Another element of Allstar’s diverse program has been its relationship with award-winning, local, artisan cheese-maker, Cowgirl Creamery. Allstar grows and dries proprietary blends of herbs for two of their seasonal cheeses. A blend of dried sweet and hot pepper flakes for their Devil’s Gulch winter cheese and a blend of Thai Basil, Chamomile, and field flowers, for their Pierce Point spring cheese, are unique ingredients coating the outside of these delicious products.

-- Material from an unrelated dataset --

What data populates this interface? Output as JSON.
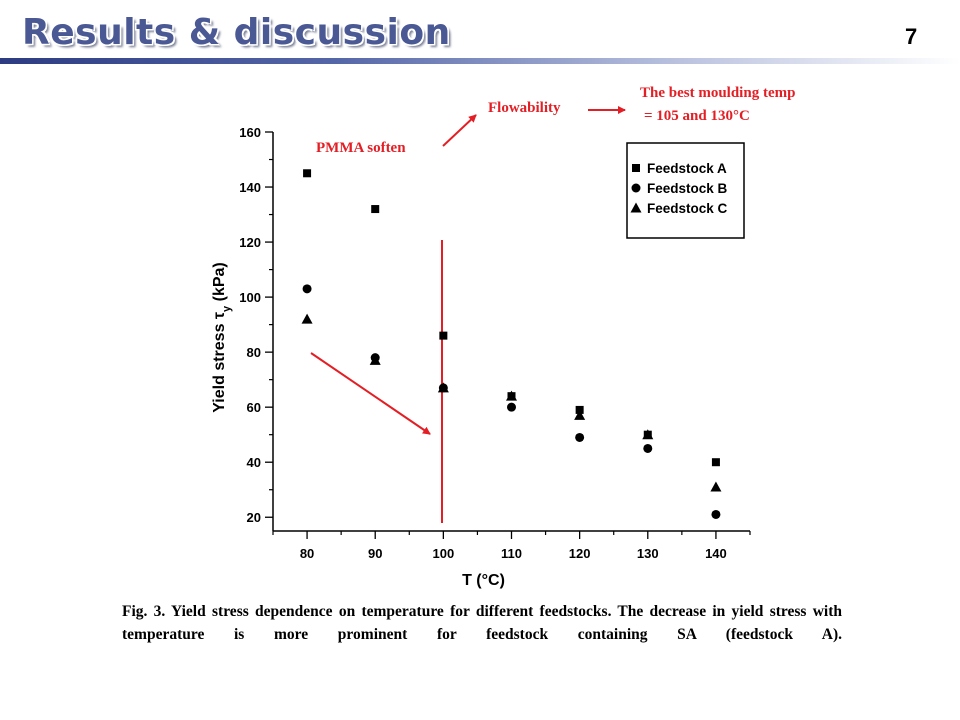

Creatively combining what’s at hand with what’s possible in the vein of Martha Stewart, Allstar then began importing coarse, light grey French sea salt to blend with their dried, hand-finished herbs…but first, the inherent moisture in the salt had to be eliminated. Cowgirl Creamery gifted Allstar with a grand, old, brick-lined pizza oven and a unique line of herb-infused salts and herbal sugars was born.

Tasting these delights capped the day. I could taste the rich herb freshness in each blend…a result of the loving craft put into its creation.

As Marty puts it: “Passion combined with dogged tenacity is our recipe for success.”

Of course continual research and sharp instincts for the market contribute….and as Marty adds: “We have been very lucky.”